O apetite pela verdade, o repúdio à mentira, a desconfiança a respeito das pretensões absolutistas, erigem a Alegre Sabedoria como contra - cultura. Assim, a literatura moralista e religiosa é mentirosa. Os textos legislativos, os códigos, as regras editadas para confortar uma hierarquia, como estatutos, regimentos internos, são mentirosas e repousam na impostura.
No caso das mentiras e imposturas, lembramos as guerras religiosas que escravizam a humanidade.
Então, qual deve ser o comportamento do Construtor, do filósofo, do geómetra? Seria um espectador lúcido e impotente diante dos eventos? Pode ele intervir?

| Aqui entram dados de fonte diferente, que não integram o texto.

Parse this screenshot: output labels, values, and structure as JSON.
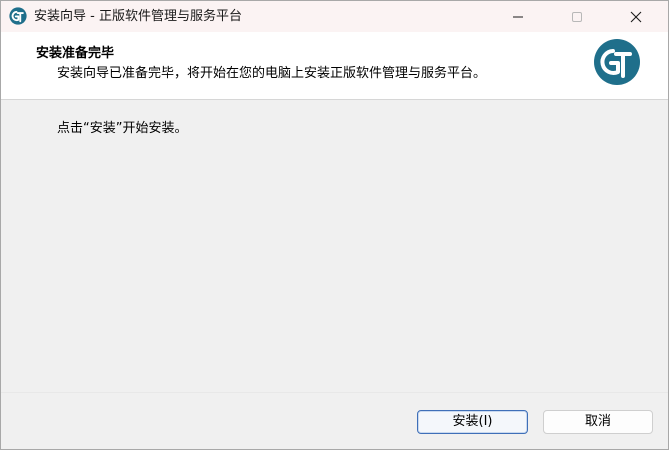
{
  "window": {
    "title": "安装向导 - 正版软件管理与服务平台",
    "icon": "gp-logo-icon"
  },
  "header": {
    "title": "安装准备完毕",
    "description": "安装向导已准备完毕，将开始在您的电脑上安装正版软件管理与服务平台。",
    "logo": "gp-logo-icon"
  },
  "body": {
    "instruction": "点击“安装”开始安装。"
  },
  "footer": {
    "install_label": "安装(I)",
    "cancel_label": "取消"
  },
  "colors": {
    "logo_bg": "#1f6f8b",
    "titlebar_bg": "#fbf3f3",
    "default_button_border": "#3f6fb8"
  }
}
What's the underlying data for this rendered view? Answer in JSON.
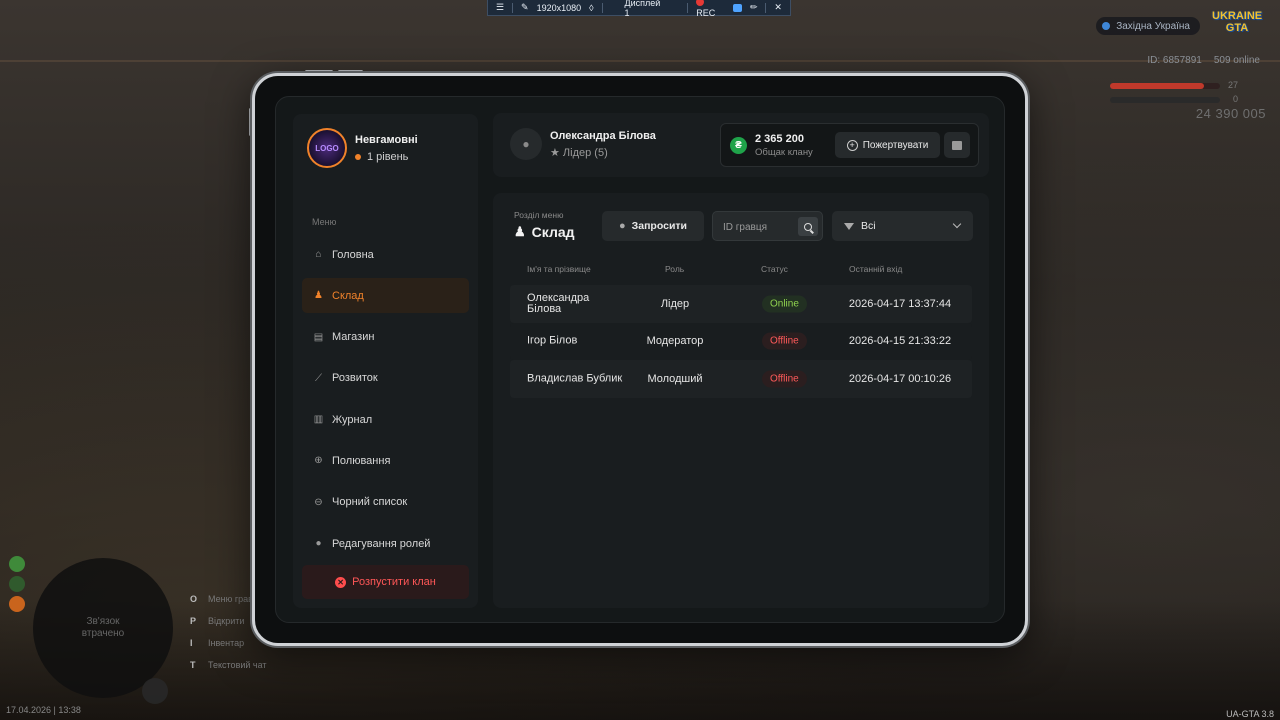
{
  "rec_bar": {
    "resolution": "1920x1080",
    "display": "Дисплей 1",
    "rec": "REC"
  },
  "hud": {
    "region": "Західна Україна",
    "logo": "UKRAINE GTA",
    "player_id": "ID: 6857891",
    "online": "509 online",
    "hp": "27",
    "armor": "0",
    "money": "24 390 005",
    "datetime": "17.04.2026 | 13:38",
    "version": "UA-GTA 3.8",
    "minimap_text": "Зв'язок втрачено",
    "hints": [
      {
        "key": "O",
        "label": "Меню гравця"
      },
      {
        "key": "P",
        "label": "Відкрити"
      },
      {
        "key": "I",
        "label": "Інвентар"
      },
      {
        "key": "T",
        "label": "Текстовий чат"
      }
    ]
  },
  "sidebar": {
    "clan_name": "Невгамовні",
    "clan_level": "1 рівень",
    "avatar_text": "LOGO",
    "menu_label": "Меню",
    "items": [
      {
        "label": "Головна",
        "icon": "home-icon",
        "glyph": "⌂"
      },
      {
        "label": "Склад",
        "icon": "people-icon",
        "glyph": "👥"
      },
      {
        "label": "Магазин",
        "icon": "shop-icon",
        "glyph": "▤"
      },
      {
        "label": "Розвиток",
        "icon": "chart-icon",
        "glyph": "📈"
      },
      {
        "label": "Журнал",
        "icon": "book-icon",
        "glyph": "▥"
      },
      {
        "label": "Полювання",
        "icon": "crosshair-icon",
        "glyph": "⊕"
      },
      {
        "label": "Чорний список",
        "icon": "block-icon",
        "glyph": "⊖"
      },
      {
        "label": "Редагування ролей",
        "icon": "user-edit-icon",
        "glyph": "👤"
      }
    ],
    "disband_label": "Розпустити клан"
  },
  "header": {
    "user_name": "Олександра Білова",
    "user_role": "★ Лідер (5)",
    "bank_amount": "2 365 200",
    "bank_label": "Общак клану",
    "donate_label": "Пожертвувати",
    "currency_glyph": "₴"
  },
  "main": {
    "section_label": "Розділ меню",
    "section_title": "Склад",
    "invite_label": "Запросити",
    "search_placeholder": "ID гравця",
    "filter_value": "Всі",
    "columns": [
      "Ім'я та прізвище",
      "Роль",
      "Статус",
      "Останній вхід"
    ],
    "rows": [
      {
        "name": "Олександра Білова",
        "role": "Лідер",
        "status": "Online",
        "last": "2026-04-17 13:37:44"
      },
      {
        "name": "Ігор Білов",
        "role": "Модератор",
        "status": "Offline",
        "last": "2026-04-15 21:33:22"
      },
      {
        "name": "Владислав Бублик",
        "role": "Молодший",
        "status": "Offline",
        "last": "2026-04-17 00:10:26"
      }
    ]
  },
  "colors": {
    "accent": "#f0822a",
    "online": "#8fd14f",
    "offline": "#ff5a5a",
    "danger": "#ff5757",
    "money": "#1fa34a"
  }
}
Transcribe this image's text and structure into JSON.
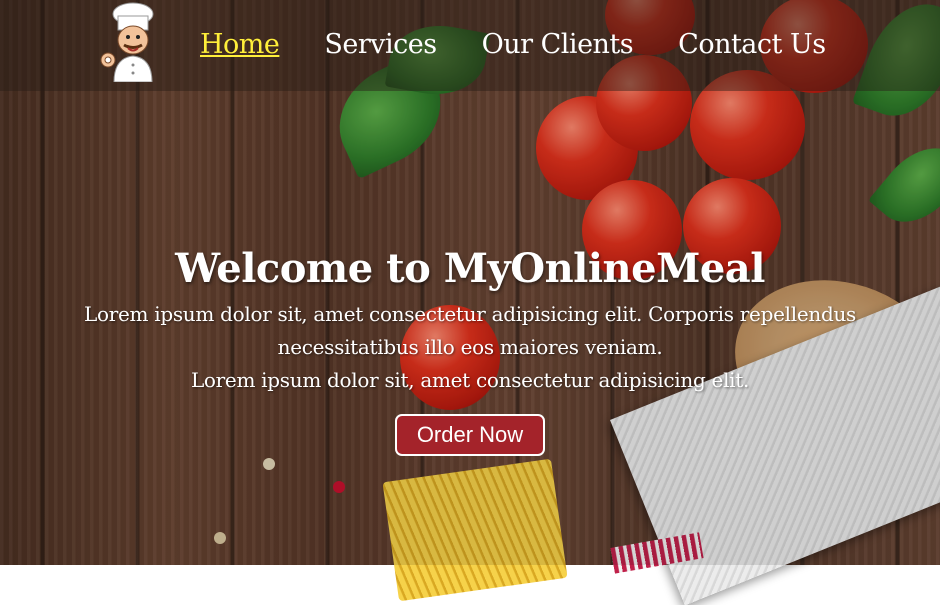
{
  "nav": {
    "logo_icon": "chef-logo-icon",
    "items": [
      {
        "label": "Home",
        "active": true
      },
      {
        "label": "Services",
        "active": false
      },
      {
        "label": "Our Clients",
        "active": false
      },
      {
        "label": "Contact Us",
        "active": false
      }
    ],
    "active_color": "#ffef3a"
  },
  "hero": {
    "title": "Welcome to MyOnlineMeal",
    "paragraph_line1": "Lorem ipsum dolor sit, amet consectetur adipisicing elit. Corporis repellendus necessitatibus illo eos maiores veniam.",
    "paragraph_line2": "Lorem ipsum dolor sit, amet consectetur adipisicing elit.",
    "cta_label": "Order Now",
    "cta_color": "#a4232a"
  }
}
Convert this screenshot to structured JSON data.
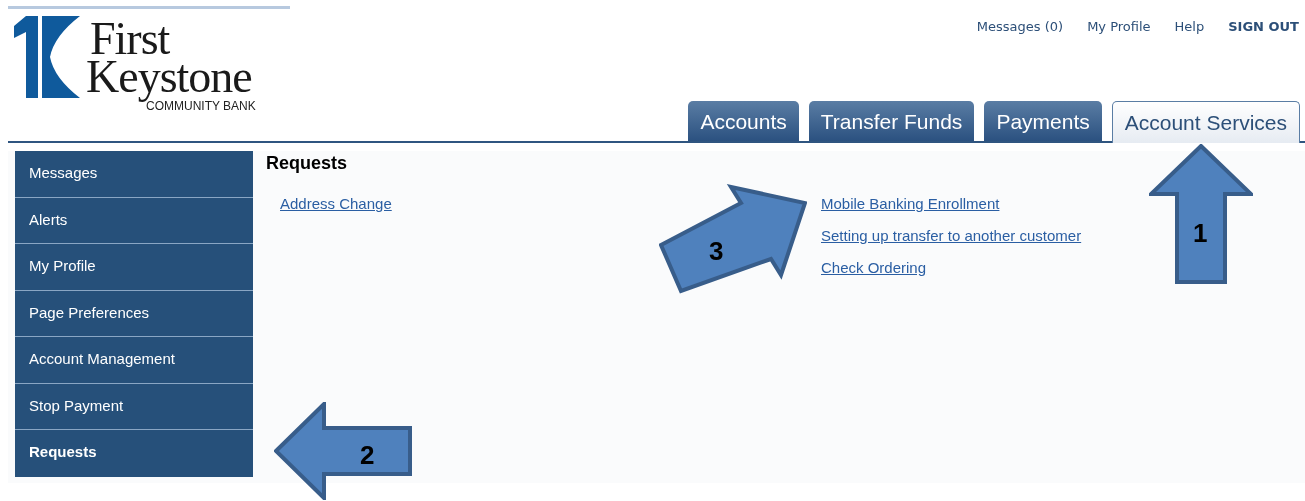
{
  "logo": {
    "line_1": "First",
    "line_2": "Keystone",
    "tagline": "COMMUNITY BANK"
  },
  "top_links": [
    {
      "label": "Messages (0)",
      "kind": "link"
    },
    {
      "label": "My Profile",
      "kind": "link"
    },
    {
      "label": "Help",
      "kind": "link"
    },
    {
      "label": "SIGN OUT",
      "kind": "strong"
    }
  ],
  "tabs": [
    {
      "label": "Accounts",
      "selected": false
    },
    {
      "label": "Transfer Funds",
      "selected": false
    },
    {
      "label": "Payments",
      "selected": false
    },
    {
      "label": "Account Services",
      "selected": true
    }
  ],
  "sidebar": {
    "items": [
      {
        "label": "Messages",
        "selected": false
      },
      {
        "label": "Alerts",
        "selected": false
      },
      {
        "label": "My Profile",
        "selected": false
      },
      {
        "label": "Page Preferences",
        "selected": false
      },
      {
        "label": "Account Management",
        "selected": false
      },
      {
        "label": "Stop Payment",
        "selected": false
      },
      {
        "label": "Requests",
        "selected": true
      }
    ]
  },
  "main": {
    "heading": "Requests",
    "left_links": [
      "Address Change"
    ],
    "right_links": [
      "Mobile Banking Enrollment",
      "Setting up transfer to another customer",
      "Check Ordering"
    ]
  },
  "callouts": [
    {
      "label": "1",
      "kind": "up"
    },
    {
      "label": "2",
      "kind": "left"
    },
    {
      "label": "3",
      "kind": "diagonal"
    }
  ]
}
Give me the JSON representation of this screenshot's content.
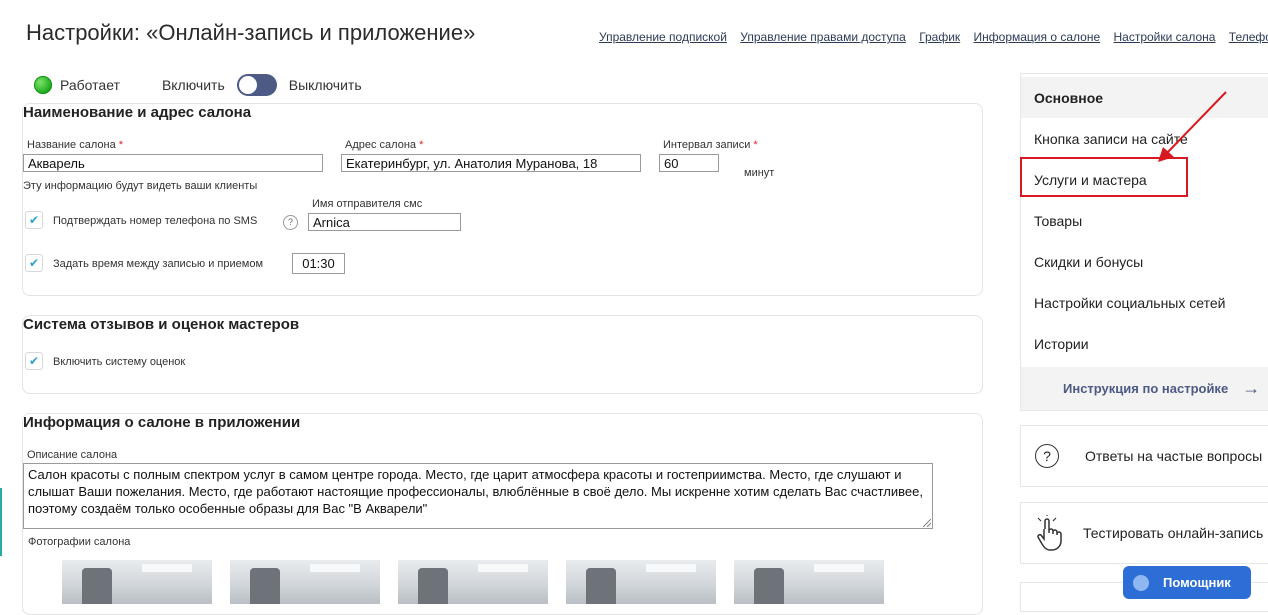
{
  "page": {
    "title": "Настройки: «Онлайн-запись и приложение»",
    "nav": [
      "Управление подпиской",
      "Управление правами доступа",
      "График",
      "Информация о салоне",
      "Настройки салона",
      "Телефония"
    ]
  },
  "status": {
    "state": "Работает",
    "on_label": "Включить",
    "off_label": "Выключить",
    "indicator_color": "#1aa51c",
    "toggle_color": "#4d5a86"
  },
  "salon": {
    "title": "Наименование и адрес салона",
    "name_label": "Название салона",
    "name_value": "Акварель",
    "address_label": "Адрес салона",
    "address_value": "Екатеринбург, ул. Анатолия Муранова, 18",
    "interval_label": "Интервал записи",
    "interval_value": "60",
    "interval_unit": "минут",
    "required_mark": "*",
    "hint": "Эту информацию будут видеть ваши клиенты",
    "sms_confirm_label": "Подтверждать номер телефона по SMS",
    "help_glyph": "?",
    "sms_sender_label": "Имя отправителя смс",
    "sms_sender_value": "Arnica",
    "time_gap_label": "Задать время между записью и приемом",
    "time_gap_value": "01:30"
  },
  "reviews": {
    "title": "Система отзывов и оценок мастеров",
    "enable_label": "Включить систему оценок"
  },
  "app_info": {
    "title": "Информация о салоне в приложении",
    "description_label": "Описание салона",
    "description_line1": "Салон красоты с полным спектром услуг в самом центре города. Место, где царит атмосфера красоты и гостеприимства. Место, где слушают и",
    "description_line2": "слышат Ваши пожелания. Место, где работают настоящие профессионалы, влюблённые в своё дело. Мы искренне хотим сделать Вас счастливее,",
    "description_line3": "поэтому создаём только особенные образы для Вас \"В Акварели\"",
    "photos_label": "Фотографии салона"
  },
  "menu": {
    "items": [
      "Основное",
      "Кнопка записи на сайте",
      "Услуги и мастера",
      "Товары",
      "Скидки и бонусы",
      "Настройки социальных сетей",
      "Истории"
    ],
    "footer": "Инструкция по настройке",
    "footer_arrow": "→",
    "highlight_color": "#d8191f"
  },
  "faq": {
    "label": "Ответы на частые вопросы",
    "icon_glyph": "?"
  },
  "test": {
    "label": "Тестировать онлайн-запись"
  },
  "helper": {
    "label": "Помощник",
    "color": "#2d6ed6"
  },
  "checkmark": "✔"
}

Como? Por análises, por declarações, advertências, petições? Seria ele o profeta que troveja em nome do Senhor ou o bufão que zomba que o rei está nu?

Estes comportamentos não são de todo ridículos, mas é muito mais importante realizar em si mesmo um trabalho segundo o esquema: tábua rasa – decida aos infernos - reestruturação do homem novo, e a retomada do gosto por essa abordagem, pelo escrito e pelo exemplo.
Os Construtores comportam-se segundo as exigências que decorrem de uma reflexão sem repetição; se uma exigência do pensamento se pode colocar, por vezes, de uma maneira imprevisível, é porque nasce do comportamento.
Também é preciso observar-se e submeter o seu comportamento à crítica; é preciso definir as contradições e superá-las, assumindo-as e sublimando-as.
Nunca o Construtor deve consentir a repetição regular de seu comportamento, pois isso restringirá seu pensamento. Um pensamento que condicione o comportamento e um comportamento que condicione o pensamento são tentações a refutar.
A escolha dos Construtores é questionar-se sempre, porque todo o pensamento manifesta sua capacidade de recomeço, quando ele se permite livremente surpreender-se por um questionamento. É o sentido do ciclo morte-ressurreição; o sentido vital deste símbolo, fonte de energia positiva.

* Luiz A Rebouças dos Santos, M.·.M.·.

(selecionado do “Informativo CHICO DA BOTICA” - Ano 14 Edição 122 - 30 Jun 2018 )

Referência bibliográfica:

- Béresniak , Daniel  – “Le gai savoir des Bâtisseurs – Essai sur l‟esprit de géométrie”. Éditions. Detrad, 2011 – Paris.